Newborn care in the hospital in those days was slightly different as well, due to the extended length of stay. Baby’s weight would be closely monitored as would any level of jaundice. Jaundice is a threatening condition depending upon many factors. Feeding encourages babies to pass stool which excretes bilirubin which causes jaundice…if baby does not get enough liquid this can cause a problem. Breast feeding was always something that caused some concern…as to whether the baby was getting enough milk… now I am not saying that breast feeding causes jaundice but many factors enter in to the picture here and feeding whether bottle or breast is observed closely if jaundice is a problem.

Even in the 70’s we knew that “breast was best” but it seemed that we did not freak out when mothers made the decision to formula feed their newborn…we realized that it was their choice as it is today. Bonding was encouraged and healthy feeding techniques were taught. Skin to skin touch was emphasized.

My decision to formula feed… was not by choice. I was taking medications that were excreted in breast milk. These medications would have been very problematic for my baby so breastfeeding was not an option. The decision was really made for me…in all honesty after working with post-partum moms I was not sure I was up to the task. It had always been super amazing to me to see the adjustment period of mom and baby to breastfeeding just as amazing perhaps as the birth of each child.

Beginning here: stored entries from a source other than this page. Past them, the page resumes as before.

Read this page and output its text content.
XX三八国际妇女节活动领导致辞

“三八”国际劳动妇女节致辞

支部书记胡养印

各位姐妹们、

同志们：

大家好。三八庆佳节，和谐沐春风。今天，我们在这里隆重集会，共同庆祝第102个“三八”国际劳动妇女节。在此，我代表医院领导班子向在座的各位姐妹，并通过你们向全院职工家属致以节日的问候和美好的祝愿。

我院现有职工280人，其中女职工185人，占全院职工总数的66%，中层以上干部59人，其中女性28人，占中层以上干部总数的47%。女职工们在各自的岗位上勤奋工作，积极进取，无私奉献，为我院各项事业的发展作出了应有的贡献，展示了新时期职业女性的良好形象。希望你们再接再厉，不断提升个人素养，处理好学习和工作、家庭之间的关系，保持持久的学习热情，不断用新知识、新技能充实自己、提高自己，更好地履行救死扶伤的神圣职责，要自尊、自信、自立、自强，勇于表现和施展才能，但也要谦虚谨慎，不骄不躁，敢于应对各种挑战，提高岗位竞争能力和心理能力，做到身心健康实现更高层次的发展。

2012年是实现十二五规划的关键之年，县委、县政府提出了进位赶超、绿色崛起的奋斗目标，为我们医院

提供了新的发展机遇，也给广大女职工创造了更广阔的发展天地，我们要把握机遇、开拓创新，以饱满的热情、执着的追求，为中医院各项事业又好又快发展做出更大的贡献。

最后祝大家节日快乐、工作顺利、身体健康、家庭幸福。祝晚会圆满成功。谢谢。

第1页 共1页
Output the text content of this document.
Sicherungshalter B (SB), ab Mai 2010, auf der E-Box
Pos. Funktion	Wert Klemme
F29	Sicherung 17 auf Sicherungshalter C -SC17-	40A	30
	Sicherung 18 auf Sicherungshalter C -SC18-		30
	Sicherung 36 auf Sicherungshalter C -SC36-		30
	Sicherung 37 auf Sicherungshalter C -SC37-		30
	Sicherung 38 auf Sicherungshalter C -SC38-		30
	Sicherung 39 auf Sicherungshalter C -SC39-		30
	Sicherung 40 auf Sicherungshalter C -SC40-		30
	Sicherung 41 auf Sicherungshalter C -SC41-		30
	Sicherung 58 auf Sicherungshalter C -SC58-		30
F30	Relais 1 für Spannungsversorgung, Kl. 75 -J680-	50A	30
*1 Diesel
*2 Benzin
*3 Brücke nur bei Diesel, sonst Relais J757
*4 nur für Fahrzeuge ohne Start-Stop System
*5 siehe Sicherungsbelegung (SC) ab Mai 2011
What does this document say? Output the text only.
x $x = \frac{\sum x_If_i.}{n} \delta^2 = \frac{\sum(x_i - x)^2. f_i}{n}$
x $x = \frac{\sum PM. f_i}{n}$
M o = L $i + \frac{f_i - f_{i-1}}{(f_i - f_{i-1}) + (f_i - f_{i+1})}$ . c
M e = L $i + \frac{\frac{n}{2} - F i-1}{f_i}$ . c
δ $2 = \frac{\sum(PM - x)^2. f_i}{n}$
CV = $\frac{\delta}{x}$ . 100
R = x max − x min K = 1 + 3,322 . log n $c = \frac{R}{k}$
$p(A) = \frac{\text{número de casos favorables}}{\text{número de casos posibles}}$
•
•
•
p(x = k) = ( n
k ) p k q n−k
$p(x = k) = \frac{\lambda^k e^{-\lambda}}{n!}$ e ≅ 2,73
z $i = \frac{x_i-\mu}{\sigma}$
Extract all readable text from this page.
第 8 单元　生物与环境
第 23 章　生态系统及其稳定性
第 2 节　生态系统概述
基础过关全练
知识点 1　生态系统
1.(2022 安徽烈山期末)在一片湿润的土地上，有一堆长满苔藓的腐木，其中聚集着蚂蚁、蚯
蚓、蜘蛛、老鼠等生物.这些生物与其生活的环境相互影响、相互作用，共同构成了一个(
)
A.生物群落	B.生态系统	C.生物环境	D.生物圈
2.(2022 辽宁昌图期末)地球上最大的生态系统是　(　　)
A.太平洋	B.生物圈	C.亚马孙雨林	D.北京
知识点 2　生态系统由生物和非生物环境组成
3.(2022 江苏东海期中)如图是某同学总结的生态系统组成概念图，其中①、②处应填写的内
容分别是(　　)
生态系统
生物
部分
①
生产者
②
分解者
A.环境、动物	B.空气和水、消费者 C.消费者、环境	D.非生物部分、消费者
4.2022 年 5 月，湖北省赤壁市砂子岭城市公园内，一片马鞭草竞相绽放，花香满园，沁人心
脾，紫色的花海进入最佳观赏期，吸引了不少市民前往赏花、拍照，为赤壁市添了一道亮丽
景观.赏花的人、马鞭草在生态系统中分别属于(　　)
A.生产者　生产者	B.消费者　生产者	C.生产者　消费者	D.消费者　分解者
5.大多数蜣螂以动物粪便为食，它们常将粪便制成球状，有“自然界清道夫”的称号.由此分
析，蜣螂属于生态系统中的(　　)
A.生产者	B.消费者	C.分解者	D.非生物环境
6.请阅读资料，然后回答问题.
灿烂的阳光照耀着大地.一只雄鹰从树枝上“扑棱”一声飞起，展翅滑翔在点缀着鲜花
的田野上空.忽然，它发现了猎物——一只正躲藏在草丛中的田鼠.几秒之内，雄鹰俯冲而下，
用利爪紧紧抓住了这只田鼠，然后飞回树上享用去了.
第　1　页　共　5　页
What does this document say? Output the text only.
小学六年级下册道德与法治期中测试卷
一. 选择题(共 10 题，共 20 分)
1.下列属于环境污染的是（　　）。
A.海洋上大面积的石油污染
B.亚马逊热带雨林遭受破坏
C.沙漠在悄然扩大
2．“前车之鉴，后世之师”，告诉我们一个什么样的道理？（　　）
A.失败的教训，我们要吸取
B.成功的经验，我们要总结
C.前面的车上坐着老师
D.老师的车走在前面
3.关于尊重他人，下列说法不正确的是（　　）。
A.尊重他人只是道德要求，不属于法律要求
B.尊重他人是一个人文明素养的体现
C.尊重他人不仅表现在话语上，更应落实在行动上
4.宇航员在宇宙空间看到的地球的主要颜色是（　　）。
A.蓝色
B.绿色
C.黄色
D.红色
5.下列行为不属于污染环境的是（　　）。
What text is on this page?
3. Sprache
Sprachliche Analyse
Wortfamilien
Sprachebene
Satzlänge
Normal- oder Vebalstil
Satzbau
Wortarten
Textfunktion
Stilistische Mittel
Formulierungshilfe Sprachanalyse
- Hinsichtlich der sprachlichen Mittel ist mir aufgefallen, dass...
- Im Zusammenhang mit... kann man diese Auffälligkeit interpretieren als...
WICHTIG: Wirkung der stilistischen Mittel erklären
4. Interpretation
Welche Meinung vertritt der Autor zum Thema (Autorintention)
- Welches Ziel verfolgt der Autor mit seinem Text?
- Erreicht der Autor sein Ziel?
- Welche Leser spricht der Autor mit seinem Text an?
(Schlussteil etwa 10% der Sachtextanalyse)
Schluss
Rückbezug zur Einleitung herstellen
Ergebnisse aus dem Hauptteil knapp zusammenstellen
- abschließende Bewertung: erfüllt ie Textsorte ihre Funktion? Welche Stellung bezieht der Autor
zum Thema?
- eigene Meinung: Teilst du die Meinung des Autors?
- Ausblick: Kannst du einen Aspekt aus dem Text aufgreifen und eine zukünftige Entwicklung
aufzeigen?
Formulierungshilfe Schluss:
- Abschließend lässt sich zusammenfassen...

I honestly believe breast or bottle feeding does not determine what kind of mother you are…there are so many factors that go into mothering and parenting it is a wonder that any of us make it through to adulthood.

One thing I have learned is that children do take a village to raise and it starts at birth…adequate support is important to get mom and baby off to a good start. I believe that we all need to recognize our own prejudices and allow others to self determine without pressure.

In the end, we are not raising another mom’s child and really don’t we have enough to do raising our own?